Euphaea dispar, Nilgiri torrent dart, is a species of damselfly in the family Euphaeidae.

This species is endemic to the Western Ghats, known to occur only in north of the Palghat Gap; Dakshina Kannada, Udupi and Kodagu to the Nilgiris.

==Description and habitat==
It is a medium-sized damselfly with black head and brown-capped pale grey eyes. Its thorax is black, marked with bright ochreous-red antehumeral and humeral stripes. Lateral sides of the thorax in the base is red. Its all legs are yellow at base and remaining segments are dark. Wings are narrower than Euphaea cardinalis. Fore-wings are transparent, black on the extreme apices. Hind-wings are transparent; but nearly one third of the wings from the apices are broadly black. Abdomen is bright red up to the segment 6; apical third of segment 6 to the end segment are black. Anal appendages are black. The males of this species can be easily distinguished from other Euphaea species by the small black tips on apices of fore-wings.

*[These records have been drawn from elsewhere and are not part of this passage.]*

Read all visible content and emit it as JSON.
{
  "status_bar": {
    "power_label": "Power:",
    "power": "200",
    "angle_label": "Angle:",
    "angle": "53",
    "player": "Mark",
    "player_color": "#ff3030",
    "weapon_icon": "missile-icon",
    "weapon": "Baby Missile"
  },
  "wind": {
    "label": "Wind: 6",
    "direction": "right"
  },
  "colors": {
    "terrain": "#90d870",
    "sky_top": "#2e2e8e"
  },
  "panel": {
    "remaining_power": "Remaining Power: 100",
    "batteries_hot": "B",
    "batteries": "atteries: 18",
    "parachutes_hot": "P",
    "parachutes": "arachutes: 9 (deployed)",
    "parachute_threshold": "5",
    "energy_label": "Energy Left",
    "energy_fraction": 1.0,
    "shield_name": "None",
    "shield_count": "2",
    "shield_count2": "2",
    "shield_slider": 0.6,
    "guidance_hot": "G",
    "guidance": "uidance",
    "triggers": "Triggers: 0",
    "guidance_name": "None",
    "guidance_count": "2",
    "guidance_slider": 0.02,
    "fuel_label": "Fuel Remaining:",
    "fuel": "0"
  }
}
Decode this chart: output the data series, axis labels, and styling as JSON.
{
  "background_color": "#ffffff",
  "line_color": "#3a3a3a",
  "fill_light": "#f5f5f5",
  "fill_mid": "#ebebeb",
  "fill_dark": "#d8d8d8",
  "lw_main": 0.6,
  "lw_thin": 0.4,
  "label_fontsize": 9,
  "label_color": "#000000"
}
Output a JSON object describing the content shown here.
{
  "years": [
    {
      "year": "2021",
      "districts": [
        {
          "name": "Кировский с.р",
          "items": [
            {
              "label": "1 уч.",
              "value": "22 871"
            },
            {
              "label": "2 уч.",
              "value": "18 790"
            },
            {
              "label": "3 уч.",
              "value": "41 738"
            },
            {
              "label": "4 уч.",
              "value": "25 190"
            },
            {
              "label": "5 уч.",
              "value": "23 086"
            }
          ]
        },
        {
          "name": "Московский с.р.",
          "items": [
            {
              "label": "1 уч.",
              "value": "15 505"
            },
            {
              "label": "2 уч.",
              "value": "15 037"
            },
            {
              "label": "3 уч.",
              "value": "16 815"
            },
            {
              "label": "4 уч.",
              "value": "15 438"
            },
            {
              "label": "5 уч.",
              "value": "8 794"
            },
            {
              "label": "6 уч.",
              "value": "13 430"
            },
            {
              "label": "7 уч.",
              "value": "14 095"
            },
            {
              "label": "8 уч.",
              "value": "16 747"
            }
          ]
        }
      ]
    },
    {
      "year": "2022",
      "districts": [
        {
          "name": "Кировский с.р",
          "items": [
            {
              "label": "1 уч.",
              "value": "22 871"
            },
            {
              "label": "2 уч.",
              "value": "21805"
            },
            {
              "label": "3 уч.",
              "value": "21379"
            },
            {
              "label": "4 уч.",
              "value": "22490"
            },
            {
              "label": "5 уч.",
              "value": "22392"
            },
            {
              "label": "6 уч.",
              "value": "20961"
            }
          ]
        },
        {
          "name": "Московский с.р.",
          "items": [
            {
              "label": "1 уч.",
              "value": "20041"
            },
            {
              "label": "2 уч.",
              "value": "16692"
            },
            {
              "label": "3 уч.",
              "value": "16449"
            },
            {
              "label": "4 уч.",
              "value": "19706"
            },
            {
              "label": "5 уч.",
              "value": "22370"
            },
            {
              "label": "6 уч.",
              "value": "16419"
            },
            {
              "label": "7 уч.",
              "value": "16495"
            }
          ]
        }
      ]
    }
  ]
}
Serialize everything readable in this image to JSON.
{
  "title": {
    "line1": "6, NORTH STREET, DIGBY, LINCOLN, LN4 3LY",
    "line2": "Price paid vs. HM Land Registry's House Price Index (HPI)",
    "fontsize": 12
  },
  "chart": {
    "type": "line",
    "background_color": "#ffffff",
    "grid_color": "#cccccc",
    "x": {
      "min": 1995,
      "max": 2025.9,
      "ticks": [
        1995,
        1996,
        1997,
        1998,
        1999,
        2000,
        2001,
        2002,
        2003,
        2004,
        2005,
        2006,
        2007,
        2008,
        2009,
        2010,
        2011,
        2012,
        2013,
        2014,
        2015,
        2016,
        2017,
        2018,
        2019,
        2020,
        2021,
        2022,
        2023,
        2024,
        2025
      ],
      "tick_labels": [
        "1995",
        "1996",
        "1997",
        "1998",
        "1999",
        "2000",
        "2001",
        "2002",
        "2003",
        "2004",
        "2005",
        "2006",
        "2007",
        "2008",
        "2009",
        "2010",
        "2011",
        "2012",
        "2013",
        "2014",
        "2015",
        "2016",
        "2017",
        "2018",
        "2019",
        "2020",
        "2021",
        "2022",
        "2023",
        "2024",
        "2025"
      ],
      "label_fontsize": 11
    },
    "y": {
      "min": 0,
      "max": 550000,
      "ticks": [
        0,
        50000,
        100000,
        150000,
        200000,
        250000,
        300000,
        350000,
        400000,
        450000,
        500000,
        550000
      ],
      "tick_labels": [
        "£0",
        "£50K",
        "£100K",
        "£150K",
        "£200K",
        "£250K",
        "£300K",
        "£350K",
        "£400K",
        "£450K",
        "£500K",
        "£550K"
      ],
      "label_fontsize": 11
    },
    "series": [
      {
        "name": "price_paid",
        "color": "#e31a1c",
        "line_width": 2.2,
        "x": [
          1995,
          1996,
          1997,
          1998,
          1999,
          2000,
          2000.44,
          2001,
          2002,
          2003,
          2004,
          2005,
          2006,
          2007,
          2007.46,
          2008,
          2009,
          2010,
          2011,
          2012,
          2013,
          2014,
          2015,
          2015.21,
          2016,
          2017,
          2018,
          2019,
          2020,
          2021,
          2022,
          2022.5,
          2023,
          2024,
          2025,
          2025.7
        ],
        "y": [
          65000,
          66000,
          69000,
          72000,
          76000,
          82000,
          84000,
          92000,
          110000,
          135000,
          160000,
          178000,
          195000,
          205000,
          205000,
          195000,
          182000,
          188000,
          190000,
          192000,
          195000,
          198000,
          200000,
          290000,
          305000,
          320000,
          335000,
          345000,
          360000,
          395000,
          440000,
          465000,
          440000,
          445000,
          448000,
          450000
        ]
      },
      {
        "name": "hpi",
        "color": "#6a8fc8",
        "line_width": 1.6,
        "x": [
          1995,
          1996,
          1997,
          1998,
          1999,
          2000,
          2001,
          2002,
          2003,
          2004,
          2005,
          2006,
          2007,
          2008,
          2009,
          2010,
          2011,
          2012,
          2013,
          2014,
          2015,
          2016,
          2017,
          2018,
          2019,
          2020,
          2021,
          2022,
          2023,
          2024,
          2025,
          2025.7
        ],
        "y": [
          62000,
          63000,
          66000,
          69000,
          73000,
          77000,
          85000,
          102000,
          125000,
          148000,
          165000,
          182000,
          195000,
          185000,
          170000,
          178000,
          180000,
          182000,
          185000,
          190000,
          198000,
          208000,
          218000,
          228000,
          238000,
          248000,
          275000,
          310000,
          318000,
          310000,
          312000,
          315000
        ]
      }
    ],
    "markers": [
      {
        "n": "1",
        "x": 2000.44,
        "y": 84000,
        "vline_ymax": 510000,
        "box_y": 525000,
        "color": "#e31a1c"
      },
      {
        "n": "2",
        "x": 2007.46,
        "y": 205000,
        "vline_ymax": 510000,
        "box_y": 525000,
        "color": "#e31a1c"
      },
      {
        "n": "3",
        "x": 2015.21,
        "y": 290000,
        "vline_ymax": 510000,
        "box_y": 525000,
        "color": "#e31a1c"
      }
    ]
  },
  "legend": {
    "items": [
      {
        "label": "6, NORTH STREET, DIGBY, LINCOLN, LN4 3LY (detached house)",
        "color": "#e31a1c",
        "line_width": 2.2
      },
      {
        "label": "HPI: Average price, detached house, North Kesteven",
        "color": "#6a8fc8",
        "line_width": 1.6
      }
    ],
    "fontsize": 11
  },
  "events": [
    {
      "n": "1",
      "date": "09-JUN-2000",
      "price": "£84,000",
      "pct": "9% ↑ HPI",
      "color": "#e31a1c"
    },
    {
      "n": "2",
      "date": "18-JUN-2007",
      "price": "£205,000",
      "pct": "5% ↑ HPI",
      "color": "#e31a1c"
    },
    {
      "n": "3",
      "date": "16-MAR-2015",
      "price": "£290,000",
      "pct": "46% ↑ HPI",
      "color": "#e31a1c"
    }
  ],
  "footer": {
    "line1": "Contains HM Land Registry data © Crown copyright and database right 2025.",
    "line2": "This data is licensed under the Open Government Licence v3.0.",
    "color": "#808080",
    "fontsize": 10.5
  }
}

Female is short and robust; the ochreous-red of male is replaced with yellow colors. All wings are transparent, infused with black in adults. Abdomen is black with yellow lateral stripes up to segment 6. The yellow lateral stripes continued to segment 7. Segment 8 has a narrow and 9 has a broad yellow apical annule, covering dorsal half.

They breed in streams flowing through evergreen forests. Usually the males are found perched on the twigs hanging above the water or on the rocks.